Contradictions and McCain

After being told by Tim Russert on Meet the Press that both the Iraqi parliament and the U.S. Congress want a troop withdrawal, Senator McCain argued that he knew how democracies worked, and that America winning this war was the only way to gain peace in Iraq, if not the Middle East.

Ironically, and sadly, the Senator countered with two examples that actually contradicted his very arguments. First, after re-emphasizing the "consequences of failure" in Iraq, he drew a parallel with the bungled war in Vietnam. "I understand how democracies work, I saw it in Vietnam...and I saw in Vietnam the predictions that everything would be a worker's paradise in Vietnam, if we left. And thousands were executed and millions went to re-education camps...."

Senator McCain, please tell me that you weren't implying that we were wrong to pull out of Vietnam?

Then after Russert pointed out that this conflict in Iraq had been going for four years, with no end in sight, McCain used our own country as another example of the possible need for a protracted war. He stated that, "It took us about a hundred and some years before we had a bloody civil war to decide the future of our country."

Yes, Senator McCain, it took us some over "four score and seven years" to decide the future of our country.
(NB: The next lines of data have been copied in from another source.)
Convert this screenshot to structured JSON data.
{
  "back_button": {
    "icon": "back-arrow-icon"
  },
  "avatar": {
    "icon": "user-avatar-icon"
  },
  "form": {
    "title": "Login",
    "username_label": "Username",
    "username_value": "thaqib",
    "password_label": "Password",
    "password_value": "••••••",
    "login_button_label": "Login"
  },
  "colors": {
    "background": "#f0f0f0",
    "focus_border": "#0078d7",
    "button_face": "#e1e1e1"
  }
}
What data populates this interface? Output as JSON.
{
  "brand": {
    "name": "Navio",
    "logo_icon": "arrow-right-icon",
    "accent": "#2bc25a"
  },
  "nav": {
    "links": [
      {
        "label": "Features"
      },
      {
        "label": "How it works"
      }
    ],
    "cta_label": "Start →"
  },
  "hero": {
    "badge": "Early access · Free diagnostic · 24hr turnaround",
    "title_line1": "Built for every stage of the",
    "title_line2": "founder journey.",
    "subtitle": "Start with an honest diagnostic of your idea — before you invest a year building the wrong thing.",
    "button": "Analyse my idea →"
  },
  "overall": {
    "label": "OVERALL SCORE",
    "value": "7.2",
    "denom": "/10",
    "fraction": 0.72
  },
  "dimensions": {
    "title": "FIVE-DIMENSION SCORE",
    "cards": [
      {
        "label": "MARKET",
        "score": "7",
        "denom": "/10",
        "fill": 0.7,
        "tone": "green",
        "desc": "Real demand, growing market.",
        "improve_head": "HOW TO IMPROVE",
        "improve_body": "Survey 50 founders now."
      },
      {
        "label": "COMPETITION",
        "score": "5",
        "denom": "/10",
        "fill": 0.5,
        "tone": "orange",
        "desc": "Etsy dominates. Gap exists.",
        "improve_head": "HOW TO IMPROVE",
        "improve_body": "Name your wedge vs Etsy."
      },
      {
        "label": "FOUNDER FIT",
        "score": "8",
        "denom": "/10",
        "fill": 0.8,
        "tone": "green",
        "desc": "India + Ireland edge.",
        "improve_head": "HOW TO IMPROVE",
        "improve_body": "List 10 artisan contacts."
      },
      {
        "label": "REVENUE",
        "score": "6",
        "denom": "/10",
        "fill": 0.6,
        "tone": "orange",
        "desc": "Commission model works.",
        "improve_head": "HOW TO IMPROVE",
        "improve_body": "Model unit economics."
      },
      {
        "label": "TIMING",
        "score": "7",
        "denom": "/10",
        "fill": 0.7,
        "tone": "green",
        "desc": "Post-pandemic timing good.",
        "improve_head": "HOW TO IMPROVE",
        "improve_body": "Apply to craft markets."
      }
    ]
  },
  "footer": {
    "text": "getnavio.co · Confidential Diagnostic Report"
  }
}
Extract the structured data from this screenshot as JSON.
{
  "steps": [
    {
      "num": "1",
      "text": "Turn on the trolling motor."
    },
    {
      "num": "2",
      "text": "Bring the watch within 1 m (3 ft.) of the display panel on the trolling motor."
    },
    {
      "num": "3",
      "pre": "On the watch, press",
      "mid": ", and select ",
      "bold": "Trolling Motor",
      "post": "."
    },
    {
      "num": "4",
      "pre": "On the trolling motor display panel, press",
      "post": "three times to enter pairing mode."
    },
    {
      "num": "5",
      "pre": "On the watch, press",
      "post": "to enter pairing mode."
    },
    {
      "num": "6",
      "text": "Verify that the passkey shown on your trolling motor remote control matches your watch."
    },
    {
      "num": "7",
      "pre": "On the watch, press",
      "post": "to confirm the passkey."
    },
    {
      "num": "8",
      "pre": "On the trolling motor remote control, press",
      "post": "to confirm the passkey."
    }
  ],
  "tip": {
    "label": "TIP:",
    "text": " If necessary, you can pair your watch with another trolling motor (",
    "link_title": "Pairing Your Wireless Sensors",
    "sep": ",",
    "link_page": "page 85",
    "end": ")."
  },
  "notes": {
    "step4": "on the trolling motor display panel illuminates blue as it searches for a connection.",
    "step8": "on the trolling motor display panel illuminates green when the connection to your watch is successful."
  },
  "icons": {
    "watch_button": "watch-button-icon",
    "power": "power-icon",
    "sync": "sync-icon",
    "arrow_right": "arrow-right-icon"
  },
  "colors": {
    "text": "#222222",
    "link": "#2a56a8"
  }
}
And by the way, you are also correct, it took a civil war to finally resolve the conflicts that divided our nation. Could it be that it will take a civil war to end the strife not only in Iraq, not only between the Sunnis and Shiites, but also in the whole of Middle East, as well? Can you imagine if any foreign governments had come into our country, occupied any of our states, or tried to dictate to the heads of either the South or the North? My father's family is from the South, and I can tell you unequivocally, that without a full Union victory, the South would still be fighting.

No, Senator McCain, a civil war, even a full-fledged war in the region may be as necessary for the Middle East as it was for America. It is my belief that we must leave Iraq, stop consummating al Qaeda's strategy to trap us in a war that will surely bleed us of treasures and lives, and let the Iraqis and their Middle Eastern neighbors be put on notice that they can no longer equivocate this conflict. Faced with the inevitable chaos and the very threat to their own leaderships, Arab governments might finally be willing to address the needs of their populations, change their own oppressive tactics, and actually join a true world coalition, which, in my opinion, is the only option that will lead to a real, and lasting peace.